McNab looked at him, up and down, from slippers up to the top of his neatly oiled hair. He slipped into the cage, placing a hat on his head and tipping the brim at Roscoe just before the cage door rolled back and the elevator disappeared below.
THE FOG WAS WET As RAIN.
Sam moved out onto the ferry’s deck to have a smoke, most of the passengers inside, nothing visible beyond the running lights cutting through the night and the thick banks of clouds. Sam lit a cigarette and clung to the railing.
A wide swath of lights shot from the military base on Alcatraz and from the north tip of the city at the Ferry Building, crossing each other every minute or so. From the city, great horns blared across the darkness, helping the seamen find their balance, their place in the black. Sam finished his cigarette. Started a new one.
He would go to the Flood Building and file a report using his Pinkerton number and not his name. You never used your name. The system didn’t work that way.
He would skip coffee and some hash and go straight home. Jose would be waiting up, rocking the baby and looking down on Eddy Street, ready for him before he put the key in the door. She’d have something warm for him already, the Murphy bed laid out with clean linens, bleached white and fresh smelling.
Jose.
His face heated with shame.
Shoes clacked on the wooden deck through the fog.
Tacoma seemed years ago. She was the prettiest nurse by far, with those soft blue eyes and a hell of a body. She’d laugh at his jokes and let him follow her through her rounds at the sanitarium, helping her wheel out terminal patients onto that giant front porch on sunny days.

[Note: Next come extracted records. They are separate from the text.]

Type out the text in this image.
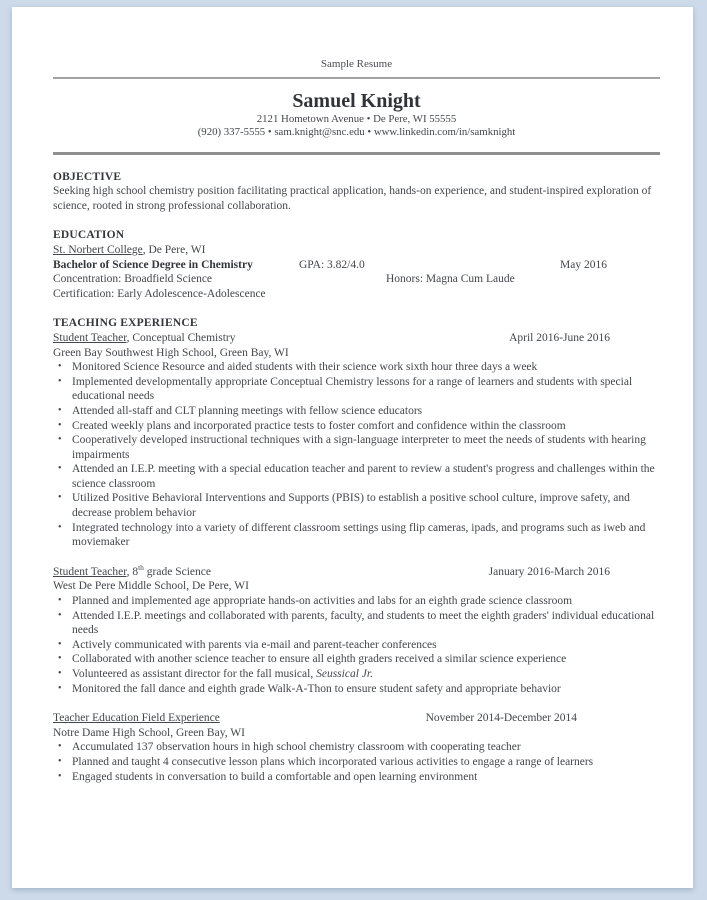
Sample Resume
Samuel Knight
2121 Hometown Avenue • De Pere, WI 55555
(920) 337-5555 • sam.knight@snc.edu • www.linkedin.com/in/samknight
OBJECTIVE

Seeking high school chemistry position facilitating practical application, hands-on experience, and student-inspired exploration of science, rooted in strong professional collaboration.

EDUCATION
St. Norbert College, De Pere, WI
Bachelor of Science Degree in Chemistry	GPA: 3.82/4.0	May 2016
Concentration: Broadfield Science	Honors: Magna Cum Laude
Certification: Early Adolescence-Adolescence
TEACHING EXPERIENCE
Student Teacher, Conceptual Chemistry	April 2016-June 2016
Green Bay Southwest High School, Green Bay, WI
• Monitored Science Resource and aided students with their science work sixth hour three days a week
• Implemented developmentally appropriate Conceptual Chemistry lessons for a range of learners and students with special educational needs
• Attended all-staff and CLT planning meetings with fellow science educators
• Created weekly plans and incorporated practice tests to foster comfort and confidence within the classroom
• Cooperatively developed instructional techniques with a sign-language interpreter to meet the needs of students with hearing impairments
• Attended an I.E.P. meeting with a special education teacher and parent to review a student's progress and challenges within the science classroom
• Utilized Positive Behavioral Interventions and Supports (PBIS) to establish a positive school culture, improve safety, and decrease problem behavior
• Integrated technology into a variety of different classroom settings using flip cameras, ipads, and programs such as iweb and moviemaker
Student Teacher, 8th grade Science	January 2016-March 2016
West De Pere Middle School, De Pere, WI
• Planned and implemented age appropriate hands-on activities and labs for an eighth grade science classroom
• Attended I.E.P. meetings and collaborated with parents, faculty, and students to meet the eighth graders' individual educational needs
• Actively communicated with parents via e-mail and parent-teacher conferences
• Collaborated with another science teacher to ensure all eighth graders received a similar science experience
• Volunteered as assistant director for the fall musical, Seussical Jr.
• Monitored the fall dance and eighth grade Walk-A-Thon to ensure student safety and appropriate behavior
Teacher Education Field Experience	November 2014-December 2014
Notre Dame High School, Green Bay, WI
• Accumulated 137 observation hours in high school chemistry classroom with cooperating teacher
• Planned and taught 4 consecutive lesson plans which incorporated various activities to engage a range of learners
• Engaged students in conversation to build a comfortable and open learning environment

And while the old soldiers would stare at the yellow-gray horizon with gaping mouths, they’d trade stories about Montana or about her time in London during the war. She convinced him he wasn’t terminal, that he’d be fixed up before he knew it, and it’d taken him a full two weeks before she met him in town for a plate of spaghetti and to catch a moving picture. They saw Pollyanna with Mary Pickford, and for weeks after that that had been his nickname for Jose every time she’d talk to him about his cure, sitting outside in that same spot watching those openmouthed, shell-shocked bedraggled men staring at the skyline. Pollyanna.